Why Do The Abused Stay?
The victims lack of knowledge or access to safety and support.
Belief that two parent households are better for children, despite abuse.
Unsupportive friends and family
The victim feels that the relationship is a mix of good times, love and hope along with manipulation, intimidation and fear.
Fear of the batterer's violence:
A victim's chances of being killed or seriously injured increase by 75% when leaving a violent relationship.
Immobilization by psychological and /or physical trauma:
Victims are often too injured or too frightened to tell or escape.
Connection to the perpetrator through children:
Some stay in the relationship because of their beliefs and for the sake of their children's need for the other parent, or because of the abuser's previous threats to flee with the children, to have the children taken away, or to harm them.

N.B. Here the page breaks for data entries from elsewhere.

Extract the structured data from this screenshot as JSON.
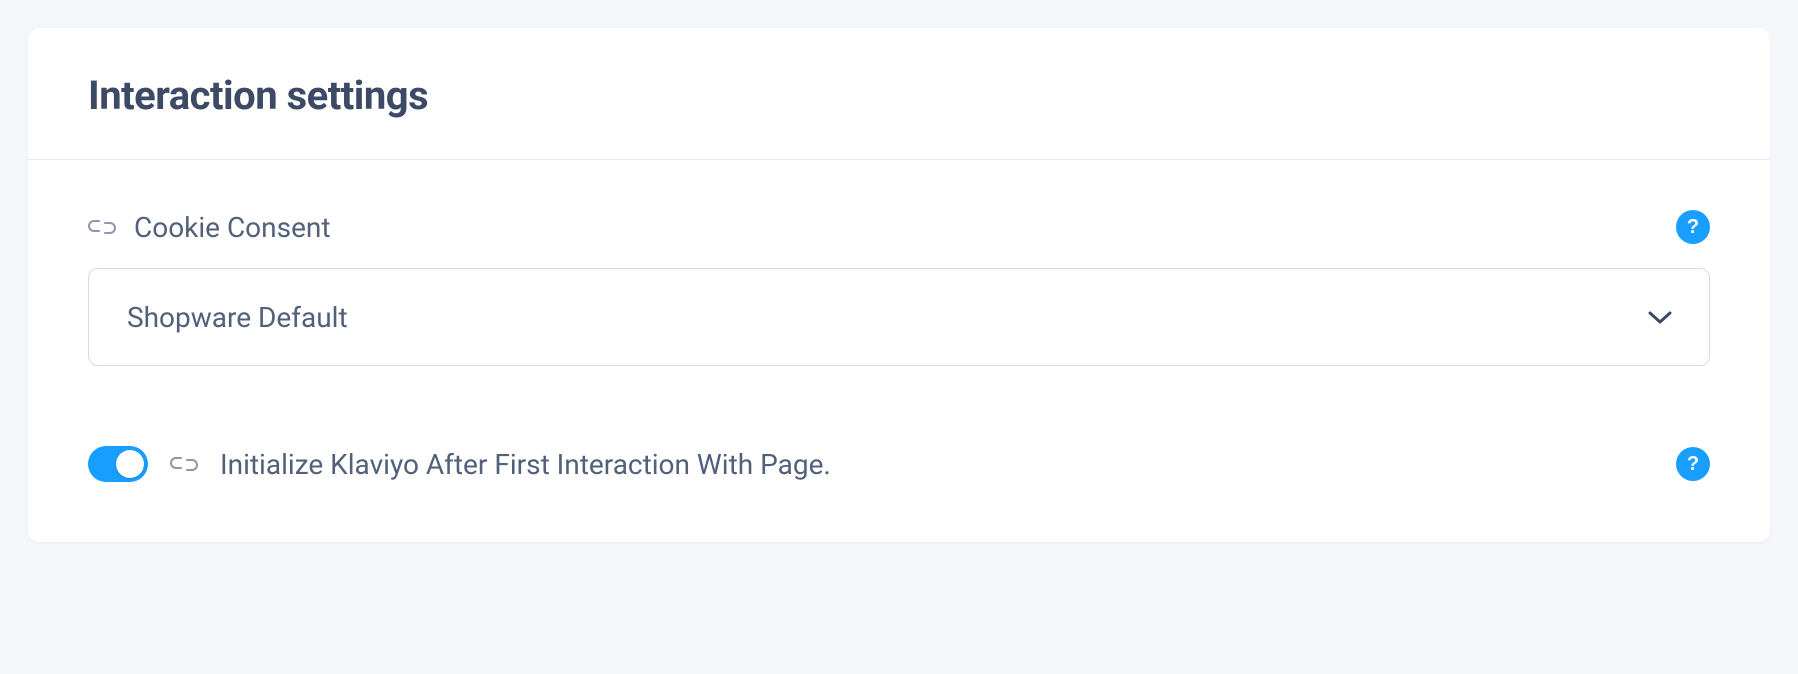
{
  "card": {
    "title": "Interaction settings"
  },
  "fields": {
    "cookieConsent": {
      "label": "Cookie Consent",
      "selectedValue": "Shopware Default"
    },
    "initializeKlaviyo": {
      "label": "Initialize Klaviyo After First Interaction With Page.",
      "enabled": true
    }
  },
  "help": {
    "symbol": "?"
  }
}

Belief in cultural, family, or religious values:
Support systems are not always supportive of a victim leaving the relationship or seeking help. Family or religious systems can actually pressure a victim into staying in the violent relationship.
Continual hope and belief that the violence will end or he will change:
Victims believe promises made by the batterer and want the violence to end, but not necessarily the relationship. Victims believe that they have the power to change the relationship for the better.

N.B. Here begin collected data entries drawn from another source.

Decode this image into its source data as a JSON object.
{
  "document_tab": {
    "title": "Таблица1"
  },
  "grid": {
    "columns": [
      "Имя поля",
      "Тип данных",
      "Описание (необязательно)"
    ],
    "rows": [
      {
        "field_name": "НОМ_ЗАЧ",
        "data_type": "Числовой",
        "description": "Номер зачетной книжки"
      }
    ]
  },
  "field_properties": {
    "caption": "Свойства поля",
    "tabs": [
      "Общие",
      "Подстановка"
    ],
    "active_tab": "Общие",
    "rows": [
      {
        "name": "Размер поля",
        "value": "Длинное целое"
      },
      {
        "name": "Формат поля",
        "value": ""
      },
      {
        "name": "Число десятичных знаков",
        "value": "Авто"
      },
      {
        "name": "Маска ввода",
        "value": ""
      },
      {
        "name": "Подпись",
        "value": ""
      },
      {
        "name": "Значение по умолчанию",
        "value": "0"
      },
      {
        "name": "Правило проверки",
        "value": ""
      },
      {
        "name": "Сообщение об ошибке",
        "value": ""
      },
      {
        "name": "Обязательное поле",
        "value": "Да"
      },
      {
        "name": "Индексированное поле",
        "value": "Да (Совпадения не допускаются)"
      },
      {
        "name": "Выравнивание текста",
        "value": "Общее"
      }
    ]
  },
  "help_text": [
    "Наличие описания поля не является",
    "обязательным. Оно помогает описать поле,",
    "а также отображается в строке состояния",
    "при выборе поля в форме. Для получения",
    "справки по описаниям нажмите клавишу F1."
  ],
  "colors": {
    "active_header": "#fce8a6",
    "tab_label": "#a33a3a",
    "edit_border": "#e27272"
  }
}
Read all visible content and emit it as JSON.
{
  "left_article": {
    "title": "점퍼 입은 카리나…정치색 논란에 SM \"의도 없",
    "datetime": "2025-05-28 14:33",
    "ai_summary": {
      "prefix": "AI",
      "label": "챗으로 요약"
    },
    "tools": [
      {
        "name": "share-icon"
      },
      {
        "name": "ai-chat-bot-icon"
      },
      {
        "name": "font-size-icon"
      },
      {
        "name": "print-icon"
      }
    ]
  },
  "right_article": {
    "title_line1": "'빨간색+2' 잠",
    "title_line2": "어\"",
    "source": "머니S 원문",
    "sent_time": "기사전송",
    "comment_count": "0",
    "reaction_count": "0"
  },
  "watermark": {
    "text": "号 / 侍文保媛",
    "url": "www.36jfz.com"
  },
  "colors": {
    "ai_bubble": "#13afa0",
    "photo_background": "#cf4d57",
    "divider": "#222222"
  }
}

Belief batterer will commit suicide or engage in self-destructive behavior:
Many batterers threaten suicide or use any means necessary to place guilt and worry on the victim.
Lack of funds:
It costs approximately $1500 to set up household in the first month without housing assistance. Public housing lists are long, sometimes over six months, and many do not qualify.
Lack of real alternatives for employment and financial assistance:
Domestic violence is the number one cause of loss of employment in the United States.